Now it houses a couple souvenir shops and a Starbucks.
My time was
almost up, so I walked down the opposite concrete staircase and walked along
the road out. The sky was a palette of
colors; the orange was the heaviest, settling towards the horizon like silt.
I moved back at a
pretty good speed, lest I get caught in the feared darkness.
The parking lot
was blocked off this time, so I followed the sidewalk back along Park
Road. Security cars were parked cleverly
on the roadside, silently deterring mischief.
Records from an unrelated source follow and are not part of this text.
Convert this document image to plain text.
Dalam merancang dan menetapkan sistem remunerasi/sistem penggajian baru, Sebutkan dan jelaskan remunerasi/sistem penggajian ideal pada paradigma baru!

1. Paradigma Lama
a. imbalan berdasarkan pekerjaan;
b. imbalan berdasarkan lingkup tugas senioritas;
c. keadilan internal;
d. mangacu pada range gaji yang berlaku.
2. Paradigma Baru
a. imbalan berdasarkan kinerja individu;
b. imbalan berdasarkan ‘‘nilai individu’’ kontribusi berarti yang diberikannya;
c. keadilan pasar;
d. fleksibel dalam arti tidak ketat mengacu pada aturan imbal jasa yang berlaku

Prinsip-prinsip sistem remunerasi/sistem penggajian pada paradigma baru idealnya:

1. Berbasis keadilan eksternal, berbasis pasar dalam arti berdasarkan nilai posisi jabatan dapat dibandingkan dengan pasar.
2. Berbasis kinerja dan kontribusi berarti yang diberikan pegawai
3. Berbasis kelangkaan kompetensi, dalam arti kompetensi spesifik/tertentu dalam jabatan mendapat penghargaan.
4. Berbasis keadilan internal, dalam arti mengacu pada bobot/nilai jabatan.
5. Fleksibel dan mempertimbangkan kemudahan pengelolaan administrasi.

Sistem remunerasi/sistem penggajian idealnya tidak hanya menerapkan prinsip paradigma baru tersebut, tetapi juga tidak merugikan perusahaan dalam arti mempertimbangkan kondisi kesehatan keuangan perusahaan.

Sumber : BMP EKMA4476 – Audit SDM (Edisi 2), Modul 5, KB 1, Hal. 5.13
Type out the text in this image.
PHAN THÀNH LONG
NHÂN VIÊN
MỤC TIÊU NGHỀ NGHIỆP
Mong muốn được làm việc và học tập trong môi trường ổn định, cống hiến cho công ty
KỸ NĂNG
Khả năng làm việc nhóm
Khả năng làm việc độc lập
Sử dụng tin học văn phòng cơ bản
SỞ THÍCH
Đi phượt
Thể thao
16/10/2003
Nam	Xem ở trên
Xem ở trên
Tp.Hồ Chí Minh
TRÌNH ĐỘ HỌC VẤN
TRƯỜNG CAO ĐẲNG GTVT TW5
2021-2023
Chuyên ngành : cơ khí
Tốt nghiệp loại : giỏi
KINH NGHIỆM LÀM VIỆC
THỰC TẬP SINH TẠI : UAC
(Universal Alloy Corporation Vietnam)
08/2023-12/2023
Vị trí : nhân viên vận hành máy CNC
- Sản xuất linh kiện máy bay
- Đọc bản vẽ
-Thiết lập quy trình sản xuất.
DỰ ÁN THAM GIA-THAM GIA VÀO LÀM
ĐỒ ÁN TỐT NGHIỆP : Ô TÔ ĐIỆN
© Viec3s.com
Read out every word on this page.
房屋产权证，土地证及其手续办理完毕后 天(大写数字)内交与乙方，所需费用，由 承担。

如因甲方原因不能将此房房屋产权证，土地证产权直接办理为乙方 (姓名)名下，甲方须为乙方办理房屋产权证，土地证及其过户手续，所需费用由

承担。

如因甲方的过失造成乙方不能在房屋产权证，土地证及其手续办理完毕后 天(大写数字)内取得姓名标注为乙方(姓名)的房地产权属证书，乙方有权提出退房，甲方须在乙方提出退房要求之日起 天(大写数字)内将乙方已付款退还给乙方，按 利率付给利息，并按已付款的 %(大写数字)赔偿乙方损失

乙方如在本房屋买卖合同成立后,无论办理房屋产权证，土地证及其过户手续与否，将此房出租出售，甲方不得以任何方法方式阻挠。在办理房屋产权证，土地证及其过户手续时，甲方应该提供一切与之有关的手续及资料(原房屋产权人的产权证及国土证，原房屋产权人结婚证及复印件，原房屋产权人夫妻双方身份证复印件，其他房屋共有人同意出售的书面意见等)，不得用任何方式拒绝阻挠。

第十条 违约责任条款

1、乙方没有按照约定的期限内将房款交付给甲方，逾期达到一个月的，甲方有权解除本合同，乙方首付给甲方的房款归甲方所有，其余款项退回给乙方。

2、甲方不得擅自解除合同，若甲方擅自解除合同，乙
I reached the pedestrian bridge and crossed after a half-mile walk.
The stadium
glowed with fluorescent lights now, as still as a tomb despite its
brightness. I turned one last corner and
I was back to home base. A big grin
washed over my face, my delayed goal now accomplished.
I don’t know what
it is about airports. I can’t shake it;
years later, I still love to walk from one end to other, exploring the nooks
and crannies of our travel experience. I
build in long layovers in unfamiliar airports so I can walk them as long as
possible. Walking the airport today was
unusual; I wasn’t picking anyone up and I wasn’t flying anywhere myself. Stress-free, I was able to explore the place
that brought such good news to me when I was young on my own schedule. Exploration, at its heart, is about that
epiphany, where nothing distracts or detracts from the discovery of the new.